California tribal leaders optimistic about public backing of 2022 ballot measure on sports betting

California tribal leaders optimistic about public backing of 2022 ballot measure on sports betting

  • Buck Wargo, CDC Gaming Reports
July 20, 2021 7:07 PM
  • Buck Wargo, CDC Gaming Reports
  • Other

California tribal leaders sounded confident in their assessment that voters will pass their 2022 ballot measure to bring sports betting to the Golden State. Still, they fear that any competing ballot measure that arises could jeopardize approval.

The leaders, speaking at the Indian Gaming Tradeshow & Convention in Las Vegas, praised the California ballot measure that would bring sports wagering to tribal casinos and to four race tracks across the state. Tribes have an advantage: The California public holds tribal gaming in such high esteem, they said, that it has backed eight of nine ballot measures, starting with the authorization of tribal gaming in 1998.

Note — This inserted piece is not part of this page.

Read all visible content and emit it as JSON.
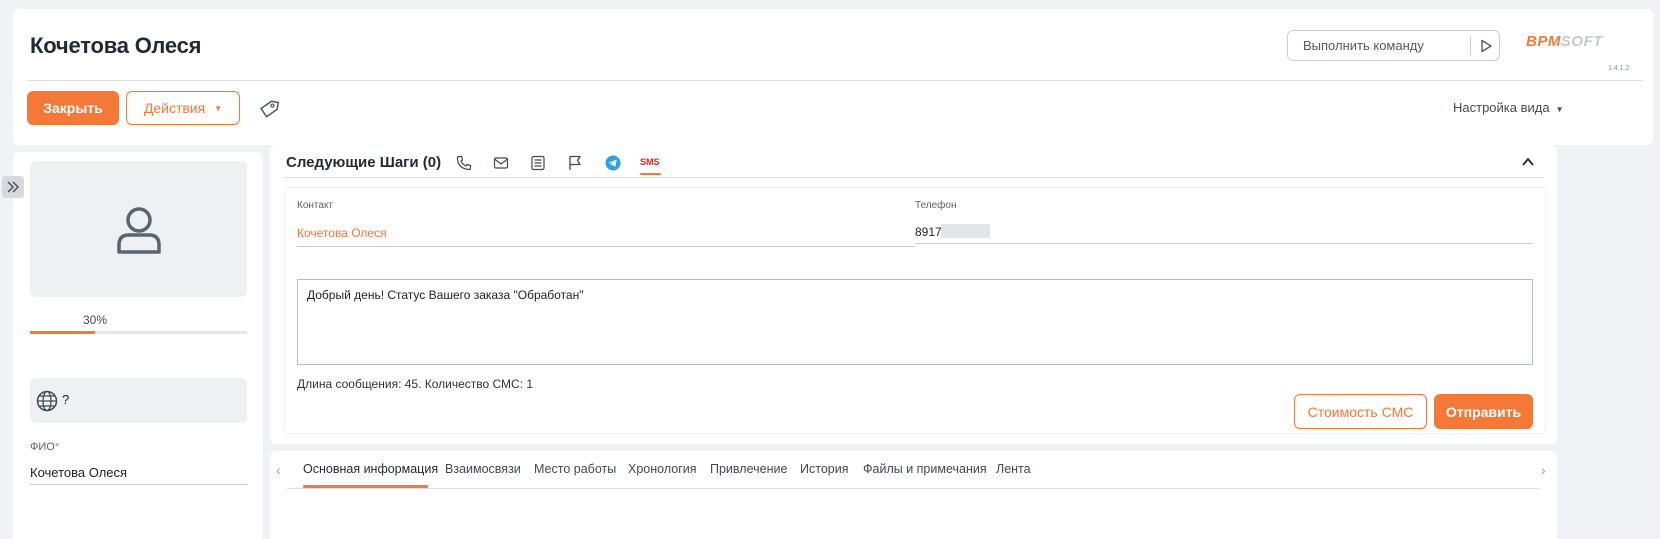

“The research we’ve done to date says we’re in a very strong position to win, once the voters have the opportunity to vote on this matter,” said Jacob Mejia, vice president of public and external affairs for the Pechanga Development Corp. “We got 1.4 million signatures and that says something. California tribes have a long history with California voters and we won’t put forward anything that’s going to be shot down by voters. We’ve have tracked this, both pre-pandemic and post-pandemic, and feel good about our position. We just did a survey that found almost two-thirds of likely voters are supportive of the tribal measure.”

The only time a tribal ballot measure failed was in 2004 when a competing ballot measure confused voters, Mejia said. Proposition 68 allowed racetracks and card rooms to take away tribal exclusivity and operate slot machines and gaming devices. Some 84% voted against the measure.

Tribal leaders said they fear any competing ballot on sports betting expansion that would allow mobile wagering statewide. Card clubs are among those been pushing to be included in any sports betting expansion.

James Siva, vice chairman of the Morongo Band of Mission Indians and chairman of the California Nations Indian Gaming Association, told moderator Stephen Hart, a partner at the law firm Lewis Roca in Phoenix, that he’s worried about a competing ballot measure emerging in 2022, given there’s time to do so through an initiative or through state lawmakers.

“We saw last year the introduction of a bill that was defeated before it got legs, but even now, we’re hearing rumors and whispers of a potential competing bill that would address the mobile issue that’s intentionally not in the tribal initiative. With the time given to the other side, there’s a very good chance we will see a competing bill.”

Tribal leaders said it’s important to protect their exclusive rights and sovereignty.

Mark Macarro, tribal chairman of the Pechanga Band of Luiseno Mission Indians, said if the rumor of a competing ballot measure pans out, which is sometimes undertaken to confuse voters, residents are more likely to vote no on both measures — like what happened in 2004.

“If both measures end up losing, that means the status quo will be preserved and frankly, a lot of tribes would be okay with that,” Macarro said. “But that means no sports betting. I don’t know if there have been competing measures on the ballot where both won.”

Mejia said tribes have about 75% public backing, while California card clubs, which have been pushing to be included in any expansion of gambling in the state, have a low rating with the public. He said card clubs have a rating of about 20%, due to anti-money laundering violations and their deceiving of regulators.

Tribes would be harmed by mobile wagering, because federal regulations don’t permit tribes to offer mobile sports betting off their reservations at this time. Tribal leaders said California voters, meanwhile, aren’t supportive of online and mobile betting at this point, because of concerns over underage and problem gambling.

Macarro said voters have been in favor of only incremental changes in California gaming. He said their ballot measure protects the land-based casinos in which the tribes have made large investments, while voters believe mobile wagering “is a bridge too far. (Voters) are willing to have sports betting in locations throughout the states. … Tribes have been careful in California not to overreach.”

The ballot measure also allows tribal casinos to offer live crap and roulette table games.